The tests published in Oracle Magazine article lacks an important part: they didn’t test concurrency. If you read my blog posts regarding result cache, you already know that it is not the pure speed of getting something out which is a problem — it is concurrency that kills the result cache.
If I am right about the result cache not being scalable, I should see the same results. So I took the same test case and tested it in a concurrent environment (we’re after “real world” here). Here is how I created an employees table:
SQL> create table employees as 2 select level employee_id, rpad('x', 100, 'x') v 3 from dual 4 connect by level <= 10000; Table created SQL> alter table employees add constraint pk_employees primary key (employee_id); Table altered
Note that I am already giving the result cache an artificial advantage by not placing this table into a hash cluster (and a hash cluster is perfectly acceptable, considering test case description).
After the employees table, I created two functions in exactly as in the Oracle Magazine article — one that does result caching, and another that does not.

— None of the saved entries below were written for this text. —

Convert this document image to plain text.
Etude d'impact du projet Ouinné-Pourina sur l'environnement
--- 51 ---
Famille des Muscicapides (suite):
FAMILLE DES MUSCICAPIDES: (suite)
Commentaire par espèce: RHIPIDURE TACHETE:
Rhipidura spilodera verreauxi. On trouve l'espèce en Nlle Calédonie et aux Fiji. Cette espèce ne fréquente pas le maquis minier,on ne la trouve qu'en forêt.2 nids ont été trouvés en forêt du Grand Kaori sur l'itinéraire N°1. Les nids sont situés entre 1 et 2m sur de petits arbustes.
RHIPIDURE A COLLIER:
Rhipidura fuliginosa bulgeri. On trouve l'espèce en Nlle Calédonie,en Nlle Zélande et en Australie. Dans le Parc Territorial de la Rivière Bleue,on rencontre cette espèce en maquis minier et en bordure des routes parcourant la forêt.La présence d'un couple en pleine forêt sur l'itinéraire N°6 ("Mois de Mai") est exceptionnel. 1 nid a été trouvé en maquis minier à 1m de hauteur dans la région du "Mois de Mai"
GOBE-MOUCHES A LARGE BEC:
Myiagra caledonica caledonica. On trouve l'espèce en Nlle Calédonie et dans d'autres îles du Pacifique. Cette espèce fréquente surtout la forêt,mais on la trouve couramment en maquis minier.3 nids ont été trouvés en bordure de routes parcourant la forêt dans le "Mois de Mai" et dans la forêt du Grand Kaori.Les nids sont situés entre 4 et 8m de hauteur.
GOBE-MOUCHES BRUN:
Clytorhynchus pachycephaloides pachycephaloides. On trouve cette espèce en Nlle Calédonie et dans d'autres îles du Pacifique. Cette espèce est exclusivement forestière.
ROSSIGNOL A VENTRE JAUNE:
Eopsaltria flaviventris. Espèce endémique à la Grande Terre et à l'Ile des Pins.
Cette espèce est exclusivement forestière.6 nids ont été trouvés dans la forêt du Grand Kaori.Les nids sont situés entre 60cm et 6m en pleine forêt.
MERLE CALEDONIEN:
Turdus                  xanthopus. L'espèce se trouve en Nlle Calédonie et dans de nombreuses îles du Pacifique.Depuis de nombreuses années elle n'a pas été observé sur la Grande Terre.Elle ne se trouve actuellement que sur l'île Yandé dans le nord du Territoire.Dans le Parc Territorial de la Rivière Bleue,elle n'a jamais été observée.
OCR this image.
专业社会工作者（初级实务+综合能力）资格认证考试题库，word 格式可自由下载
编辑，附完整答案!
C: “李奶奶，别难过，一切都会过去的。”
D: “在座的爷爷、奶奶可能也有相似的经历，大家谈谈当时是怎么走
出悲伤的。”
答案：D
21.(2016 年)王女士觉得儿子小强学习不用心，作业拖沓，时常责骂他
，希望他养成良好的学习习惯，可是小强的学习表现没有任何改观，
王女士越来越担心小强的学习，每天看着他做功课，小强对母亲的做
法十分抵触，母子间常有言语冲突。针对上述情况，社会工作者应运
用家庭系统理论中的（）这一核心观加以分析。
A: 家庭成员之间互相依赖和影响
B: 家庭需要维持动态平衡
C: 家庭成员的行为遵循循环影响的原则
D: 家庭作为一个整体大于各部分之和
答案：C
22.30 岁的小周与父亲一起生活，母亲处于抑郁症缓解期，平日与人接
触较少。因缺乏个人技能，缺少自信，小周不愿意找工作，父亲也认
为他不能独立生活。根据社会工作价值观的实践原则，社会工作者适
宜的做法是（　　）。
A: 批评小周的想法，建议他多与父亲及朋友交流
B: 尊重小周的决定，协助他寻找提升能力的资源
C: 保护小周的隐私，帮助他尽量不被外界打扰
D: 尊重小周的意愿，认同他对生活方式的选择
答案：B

I ran my tests in exactly the same way as I did before — parallel job processes executed the function using a random
employee_id. I measured how many executions per second we were able to archive across 1 million executions. I repeated every test twice, and picked up the best result. I also made sure both runs provided consistent results. As before, all tests were performed on an 8-way Itanium server. Here is what I got:
|# of prcoesses||Not Cached||% linear||Cached||% linear|
And a nice graph:
I hope you guessed which line is red.
And if we draw a graph out of “% linear”:
I wonder if anyone still says that the result cache scales. Because it simply doesn’t.
Of course, you may invalidate my tests by saying that, because everyone lives in a single-user environment, concurrent tests are not “real world”.
So what now?
I understand Tom’s point about my using result cache in a way he doesn’t envision it. Let’s not forget, however, that I wrote my blog post back in November 2007, and back then, all we had was a standard Oracle Documentation. I see my tests as perfectly in accord with what the documentation says (and you can actually see others using result cache as I did). And instead of discarding all these tests by simply “adjusting” what “real world” means, I thought I could better spent my time by clarifying these issues in the documentation.